If text generation fails, or acts weird (such as merely repeating your input back to you), unload and reload the model using the previous Foundation screen from the last Objective. ### Execute: View Tokenization If everything is in working order, review the **Tokenize** view. This allows us to visually see how Llama 3.2 will convert our input text into “tokens,” or numbers that represent the input English. Feel free to input any sentence into the box to review what the final tokenized version will be.

### Execute: Visualize Next-Token Activations Next, select Model Activations. By entering “The quick brown fox” and selecting visualize, we can see how the model selects the next word, and the models level of confidence. Also feel free to redo this process with alternative sentences.

### Execute: Compare Confidence Views Note how confident the model is about the word jumps in this famous phrase. For an alternative view of the same output, you can also select the **Visualize Logprobes** option from the menu, which will show the same information but by color.

Green is Confident. Red is less confident.

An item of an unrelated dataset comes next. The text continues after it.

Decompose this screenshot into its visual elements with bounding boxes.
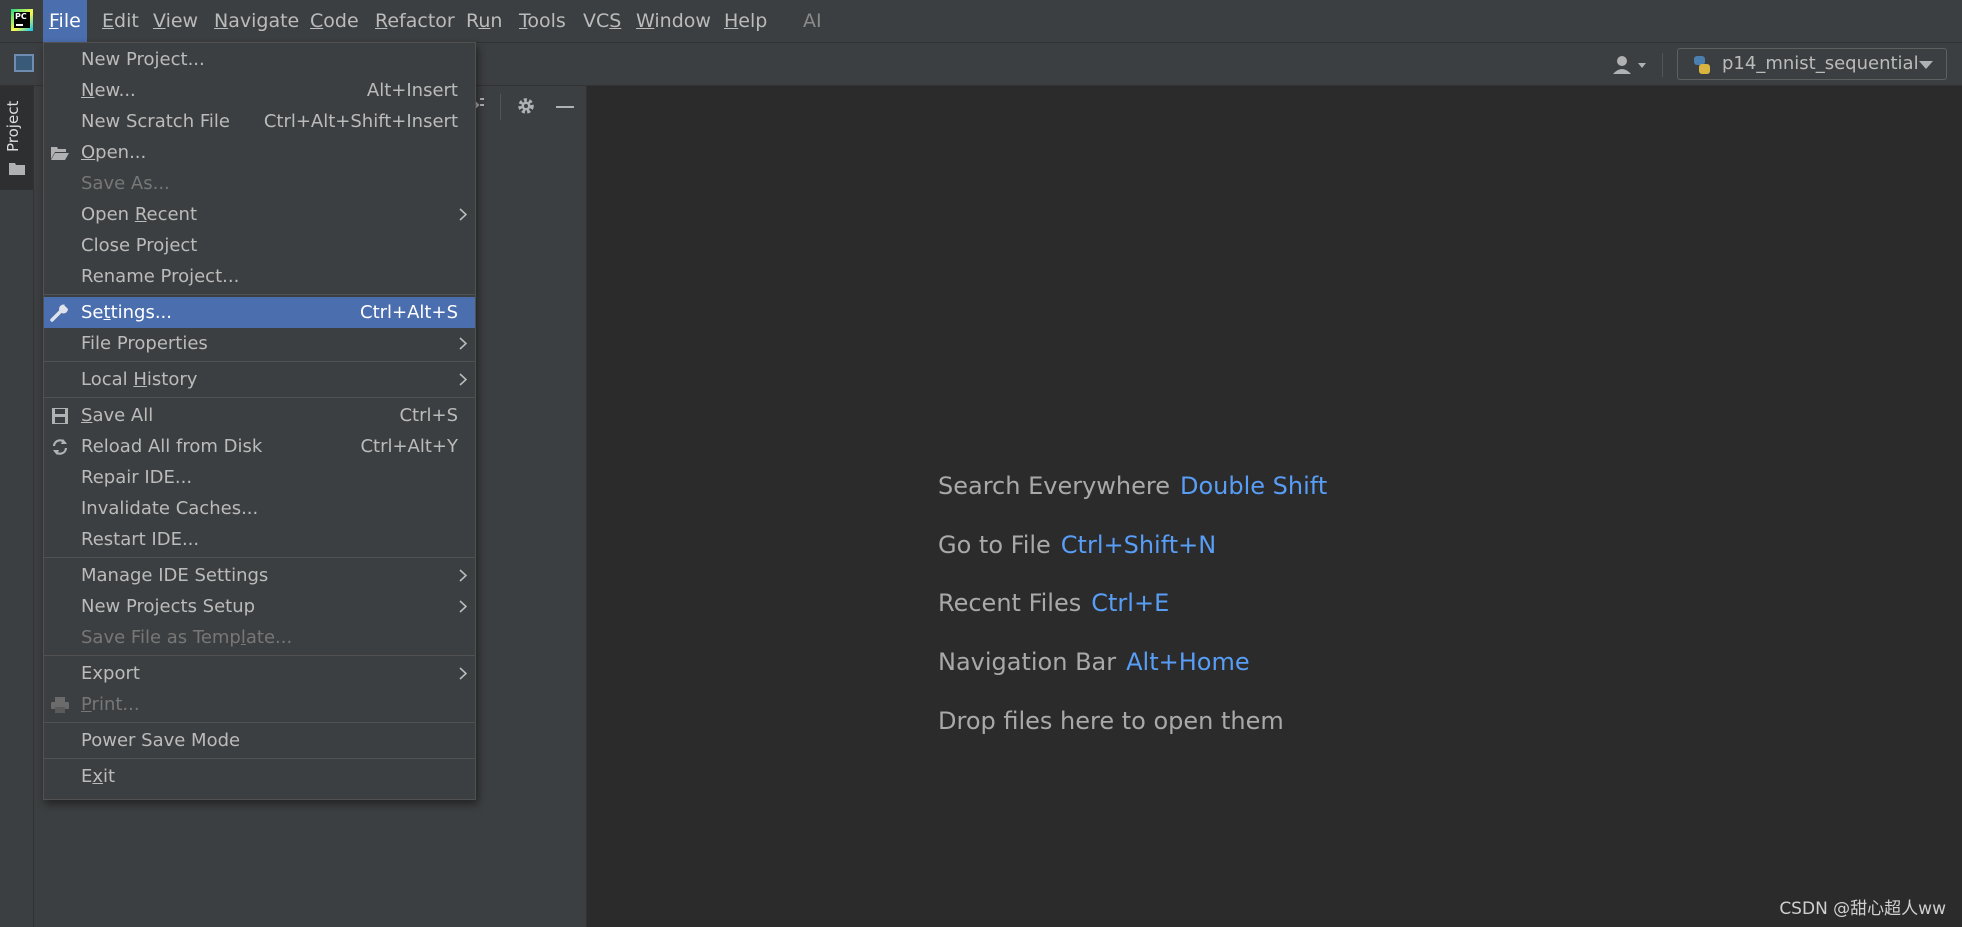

### Explore: Continue Exploring TransformerLab Features Please continue to explore Transformers Lab until you’re ready to move on. While we will utilize many different tools other than Transformers Lab throughout this course due to its beta nature, this software is improving all the time and is worth watching! Transformers lab supports many advanced features, in various stages of development, such as: - Batch Text Generation - LLM Fine Tuning - LLM Evaluation - Retrieval Augmented Generation (RAG) We will discuss these topics and more throughout the course.
--- ## Conclusion In this lab, we observed the foundational concepts of all LLMs in action using TransformerLab. Through hands-on exploration, we observed the process of tokenization – how text is converted into numerical representations for the model – and visualized the model's prediction process, including its confidence levels for different token selections. By navigating the model’s layers and blocks, we gained an appreciation for the sheer scale and complexity inherent in modern LLMs. This initial experience provides a crucial stepping stone for further exploration of LLMs, laying the groundwork for future labs focused on fine-tuning, evaluation, and advanced techniques like Retrieval Augmented Generation.